De pronto, el público rugió furioso y empezó a lanzar palomitas y vasos vacíos al campo de fútbol. Era viernes por la noche y se jugaba el partido de la fiesta de inicio de curso de Southpointe, que se celebraba el día anterior al baile, y decir que íbamos perdiendo sería un insulto para cualquier perdedor que se precie. Nosotros aún no habíamos anotado siquiera y en el marcador del equipo visitante ya había cuarenta y dos puntos. Y eso que acababa de empezar el segundo cuarto.
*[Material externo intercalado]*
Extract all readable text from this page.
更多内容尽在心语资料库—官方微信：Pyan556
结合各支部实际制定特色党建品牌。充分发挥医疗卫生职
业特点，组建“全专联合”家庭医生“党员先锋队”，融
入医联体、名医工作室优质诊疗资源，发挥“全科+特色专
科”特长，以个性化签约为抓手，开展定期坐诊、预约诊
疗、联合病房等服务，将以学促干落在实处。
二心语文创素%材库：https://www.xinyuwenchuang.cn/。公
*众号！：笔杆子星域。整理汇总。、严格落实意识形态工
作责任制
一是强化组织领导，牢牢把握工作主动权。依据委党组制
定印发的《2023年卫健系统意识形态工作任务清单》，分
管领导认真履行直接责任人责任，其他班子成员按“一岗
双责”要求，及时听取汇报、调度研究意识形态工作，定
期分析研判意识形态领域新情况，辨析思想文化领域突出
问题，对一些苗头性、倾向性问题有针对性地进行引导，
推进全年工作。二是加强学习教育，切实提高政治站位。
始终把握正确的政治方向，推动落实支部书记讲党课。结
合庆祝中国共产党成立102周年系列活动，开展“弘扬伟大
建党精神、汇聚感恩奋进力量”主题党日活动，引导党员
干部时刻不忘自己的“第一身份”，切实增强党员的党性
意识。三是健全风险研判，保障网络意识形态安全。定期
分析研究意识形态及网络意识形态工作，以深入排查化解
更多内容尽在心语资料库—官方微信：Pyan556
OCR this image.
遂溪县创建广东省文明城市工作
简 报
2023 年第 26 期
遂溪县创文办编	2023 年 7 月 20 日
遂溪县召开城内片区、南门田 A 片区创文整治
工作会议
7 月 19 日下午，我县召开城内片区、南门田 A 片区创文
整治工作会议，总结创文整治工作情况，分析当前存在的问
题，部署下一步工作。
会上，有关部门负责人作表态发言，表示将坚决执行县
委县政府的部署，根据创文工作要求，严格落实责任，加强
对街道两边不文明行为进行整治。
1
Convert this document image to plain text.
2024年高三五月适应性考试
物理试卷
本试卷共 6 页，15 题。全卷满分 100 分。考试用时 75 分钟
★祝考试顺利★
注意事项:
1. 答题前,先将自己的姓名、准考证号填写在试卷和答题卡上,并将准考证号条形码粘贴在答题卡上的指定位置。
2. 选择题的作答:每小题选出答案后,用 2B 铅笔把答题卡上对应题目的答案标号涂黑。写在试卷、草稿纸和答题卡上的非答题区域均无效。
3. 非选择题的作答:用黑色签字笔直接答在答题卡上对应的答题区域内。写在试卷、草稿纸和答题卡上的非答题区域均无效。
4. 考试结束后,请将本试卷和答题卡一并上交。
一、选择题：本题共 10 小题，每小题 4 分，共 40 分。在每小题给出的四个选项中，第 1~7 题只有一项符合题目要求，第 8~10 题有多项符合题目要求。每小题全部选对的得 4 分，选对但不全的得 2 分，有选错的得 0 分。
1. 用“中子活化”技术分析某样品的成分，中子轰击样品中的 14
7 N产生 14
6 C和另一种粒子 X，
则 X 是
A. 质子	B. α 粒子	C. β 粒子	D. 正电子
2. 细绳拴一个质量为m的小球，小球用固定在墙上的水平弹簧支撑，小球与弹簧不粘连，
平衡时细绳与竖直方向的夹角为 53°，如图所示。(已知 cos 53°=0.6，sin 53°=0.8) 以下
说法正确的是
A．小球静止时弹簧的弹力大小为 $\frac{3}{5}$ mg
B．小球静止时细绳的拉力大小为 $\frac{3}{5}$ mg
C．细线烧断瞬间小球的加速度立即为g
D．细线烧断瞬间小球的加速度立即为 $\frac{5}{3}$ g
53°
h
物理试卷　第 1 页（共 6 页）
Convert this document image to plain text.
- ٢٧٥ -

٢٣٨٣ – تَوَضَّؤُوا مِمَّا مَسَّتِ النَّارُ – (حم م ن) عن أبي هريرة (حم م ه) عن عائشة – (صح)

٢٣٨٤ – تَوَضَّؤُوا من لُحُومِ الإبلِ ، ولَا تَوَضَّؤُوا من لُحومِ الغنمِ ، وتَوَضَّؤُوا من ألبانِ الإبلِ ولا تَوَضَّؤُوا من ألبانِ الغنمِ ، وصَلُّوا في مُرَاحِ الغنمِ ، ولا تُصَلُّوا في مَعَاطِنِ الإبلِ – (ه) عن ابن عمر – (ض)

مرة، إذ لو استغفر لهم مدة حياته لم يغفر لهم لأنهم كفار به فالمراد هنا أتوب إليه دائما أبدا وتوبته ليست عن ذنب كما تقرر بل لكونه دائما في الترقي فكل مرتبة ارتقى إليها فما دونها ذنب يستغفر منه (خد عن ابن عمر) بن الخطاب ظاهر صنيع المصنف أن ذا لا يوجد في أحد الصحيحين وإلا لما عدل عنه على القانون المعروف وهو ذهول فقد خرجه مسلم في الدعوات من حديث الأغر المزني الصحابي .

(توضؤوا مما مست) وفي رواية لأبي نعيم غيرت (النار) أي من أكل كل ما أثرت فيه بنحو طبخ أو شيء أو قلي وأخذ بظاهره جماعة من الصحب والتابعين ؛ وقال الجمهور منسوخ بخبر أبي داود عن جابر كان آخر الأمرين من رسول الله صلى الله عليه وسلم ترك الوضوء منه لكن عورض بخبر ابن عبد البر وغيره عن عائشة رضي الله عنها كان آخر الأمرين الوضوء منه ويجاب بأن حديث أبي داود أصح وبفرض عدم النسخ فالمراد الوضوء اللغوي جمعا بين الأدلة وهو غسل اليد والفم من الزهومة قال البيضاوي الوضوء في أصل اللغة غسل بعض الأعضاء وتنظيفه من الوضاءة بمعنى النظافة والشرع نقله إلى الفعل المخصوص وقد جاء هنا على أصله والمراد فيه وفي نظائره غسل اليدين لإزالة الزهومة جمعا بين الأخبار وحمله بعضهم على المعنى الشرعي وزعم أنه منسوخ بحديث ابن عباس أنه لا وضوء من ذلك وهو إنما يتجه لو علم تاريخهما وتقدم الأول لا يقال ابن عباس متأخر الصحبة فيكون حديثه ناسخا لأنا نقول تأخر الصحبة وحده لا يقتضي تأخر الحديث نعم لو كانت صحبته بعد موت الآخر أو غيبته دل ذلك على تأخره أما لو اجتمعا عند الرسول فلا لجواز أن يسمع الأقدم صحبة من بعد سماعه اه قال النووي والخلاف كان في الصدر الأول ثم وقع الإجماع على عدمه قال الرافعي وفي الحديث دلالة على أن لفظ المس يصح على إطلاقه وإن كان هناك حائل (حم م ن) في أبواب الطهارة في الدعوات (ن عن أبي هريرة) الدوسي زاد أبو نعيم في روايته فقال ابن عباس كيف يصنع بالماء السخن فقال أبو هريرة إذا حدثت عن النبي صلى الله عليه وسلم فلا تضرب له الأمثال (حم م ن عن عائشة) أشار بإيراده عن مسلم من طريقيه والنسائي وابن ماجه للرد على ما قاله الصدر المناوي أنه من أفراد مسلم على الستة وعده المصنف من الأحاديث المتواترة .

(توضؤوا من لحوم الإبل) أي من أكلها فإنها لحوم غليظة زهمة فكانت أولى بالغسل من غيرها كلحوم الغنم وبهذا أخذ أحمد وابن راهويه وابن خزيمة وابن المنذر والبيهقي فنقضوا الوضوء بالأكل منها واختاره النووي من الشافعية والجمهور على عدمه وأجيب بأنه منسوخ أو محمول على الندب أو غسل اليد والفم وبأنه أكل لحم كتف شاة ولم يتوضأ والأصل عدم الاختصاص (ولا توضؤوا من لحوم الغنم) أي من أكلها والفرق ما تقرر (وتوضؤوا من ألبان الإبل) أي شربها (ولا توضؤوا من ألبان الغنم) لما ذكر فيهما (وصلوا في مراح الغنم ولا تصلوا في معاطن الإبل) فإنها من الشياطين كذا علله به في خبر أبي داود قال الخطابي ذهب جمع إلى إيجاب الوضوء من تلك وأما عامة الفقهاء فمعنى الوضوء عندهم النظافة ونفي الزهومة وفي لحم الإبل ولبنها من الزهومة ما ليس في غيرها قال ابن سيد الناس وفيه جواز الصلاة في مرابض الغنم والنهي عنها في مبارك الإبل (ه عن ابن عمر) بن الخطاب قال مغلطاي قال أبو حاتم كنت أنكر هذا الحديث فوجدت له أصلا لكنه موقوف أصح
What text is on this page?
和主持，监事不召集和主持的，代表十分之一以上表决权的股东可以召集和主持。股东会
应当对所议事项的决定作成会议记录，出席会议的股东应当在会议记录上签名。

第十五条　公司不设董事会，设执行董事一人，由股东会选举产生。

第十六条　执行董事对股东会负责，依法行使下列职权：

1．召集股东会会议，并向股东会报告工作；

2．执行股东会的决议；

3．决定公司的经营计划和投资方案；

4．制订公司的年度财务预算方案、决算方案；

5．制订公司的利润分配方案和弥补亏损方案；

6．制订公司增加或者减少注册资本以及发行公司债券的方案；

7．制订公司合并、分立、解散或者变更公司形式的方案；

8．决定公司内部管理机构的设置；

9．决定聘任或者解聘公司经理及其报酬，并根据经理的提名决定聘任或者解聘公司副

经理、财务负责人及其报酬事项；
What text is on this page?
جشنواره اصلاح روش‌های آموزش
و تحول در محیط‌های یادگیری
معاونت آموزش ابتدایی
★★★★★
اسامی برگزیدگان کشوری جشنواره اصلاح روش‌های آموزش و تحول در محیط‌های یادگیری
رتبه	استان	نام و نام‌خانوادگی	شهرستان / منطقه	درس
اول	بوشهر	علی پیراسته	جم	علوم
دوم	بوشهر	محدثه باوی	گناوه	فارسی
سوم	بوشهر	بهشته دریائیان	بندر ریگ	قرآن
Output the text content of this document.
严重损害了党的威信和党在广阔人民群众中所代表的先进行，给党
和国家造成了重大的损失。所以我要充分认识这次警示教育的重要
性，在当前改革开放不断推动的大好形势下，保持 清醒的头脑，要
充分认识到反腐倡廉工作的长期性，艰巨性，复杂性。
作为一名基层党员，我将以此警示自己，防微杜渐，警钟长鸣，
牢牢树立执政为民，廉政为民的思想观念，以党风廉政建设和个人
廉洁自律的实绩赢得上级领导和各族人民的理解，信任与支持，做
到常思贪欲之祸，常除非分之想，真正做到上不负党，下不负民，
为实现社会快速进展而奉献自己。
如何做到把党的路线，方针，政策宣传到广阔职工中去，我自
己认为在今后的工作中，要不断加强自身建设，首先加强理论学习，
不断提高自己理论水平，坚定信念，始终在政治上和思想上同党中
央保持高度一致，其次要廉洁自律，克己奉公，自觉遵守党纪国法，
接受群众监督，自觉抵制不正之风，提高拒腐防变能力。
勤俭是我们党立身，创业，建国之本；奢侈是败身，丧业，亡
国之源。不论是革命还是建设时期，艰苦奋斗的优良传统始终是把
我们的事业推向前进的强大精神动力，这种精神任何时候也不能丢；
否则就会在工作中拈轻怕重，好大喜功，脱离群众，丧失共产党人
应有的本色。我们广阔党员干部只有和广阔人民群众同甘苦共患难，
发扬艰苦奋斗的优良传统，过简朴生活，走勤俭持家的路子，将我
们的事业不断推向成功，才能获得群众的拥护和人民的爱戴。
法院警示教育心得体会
—¿Esta llovizna? —dijo Jude, mientras me rodeaba con el brazo y me atraía hacia él. Un hormigueo cálido me recorrió la espalda—. Pero si hace un tiempo buenísimo.
Lo miré de reojo.
—Asegura el hombre que no se pone nada que no sea gris.
—¿Intentas decirme algo, Luce? —preguntó, frotándome el brazo.
—¿Quién, yo? —Agité las pestañas—. ¿Por qué gris? ¿Por qué no negro? ¿No es más tú, más… «podría mandarte a la semana que viene de una patada en el culo»?
Se mordió el labio, tratando de reprimir la risa.
—El negro absorbe el resto de los colores, los acepta y deja que lo definan. El gris es solo gris. No absorbe nada salvo a sí mismo.
Era evidente que le había dado muchas vueltas al asunto. No vestía de gris porque fuera su color preferido, vestía de gris por una razón filosófica profundamente arraigada. Como había ido descubriendo a lo largo de las semanas, Jude era el tipo de hombre misterioso que atraía a las mujeres, a pesar de que nunca compartiría con ellas sus secretos. Era un enigma para el que yo deseaba encontrar respuesta.
Una ráfaga helada me obligó a hundir la cabeza en el pecho de Jude.
—¿Es que no has consultado la previsión meteorológica? —me preguntó, alzando la voz para hacerse oír por encima del viento.
Me eché a reír.
—¿A ti qué te parece?
Llevaba unos vaqueros cortados, zapatos planos y una camiseta de tirantes ajustada. Una camiseta de tirantes ajustada blanca…
—Menos mal que yo sí —dijo Jude a mi lado, al tiempo que dejaba caer una manta vieja sobre mí.
Suspiré, aliviada y avergonzada a partes iguales. Tenía tanto frío que no me quedaban suficientes neuronas para recordar que iba de blanco bajo una lluvia torrencial. Por fin entendía las amplias sonrisas de los compañeros de clase que me rodeaban.
—Gracias —susurré, y me volví a acurrucar bajo su brazo mientras él me envolvía como una momia.
—Lo mismo digo —contestó, sonriendo de oreja a oreja.
Le di un codazo e intenté liberarme. Sin embargo, no hubo suerte y lo único que conseguí fue que me sujetara con más fuerza.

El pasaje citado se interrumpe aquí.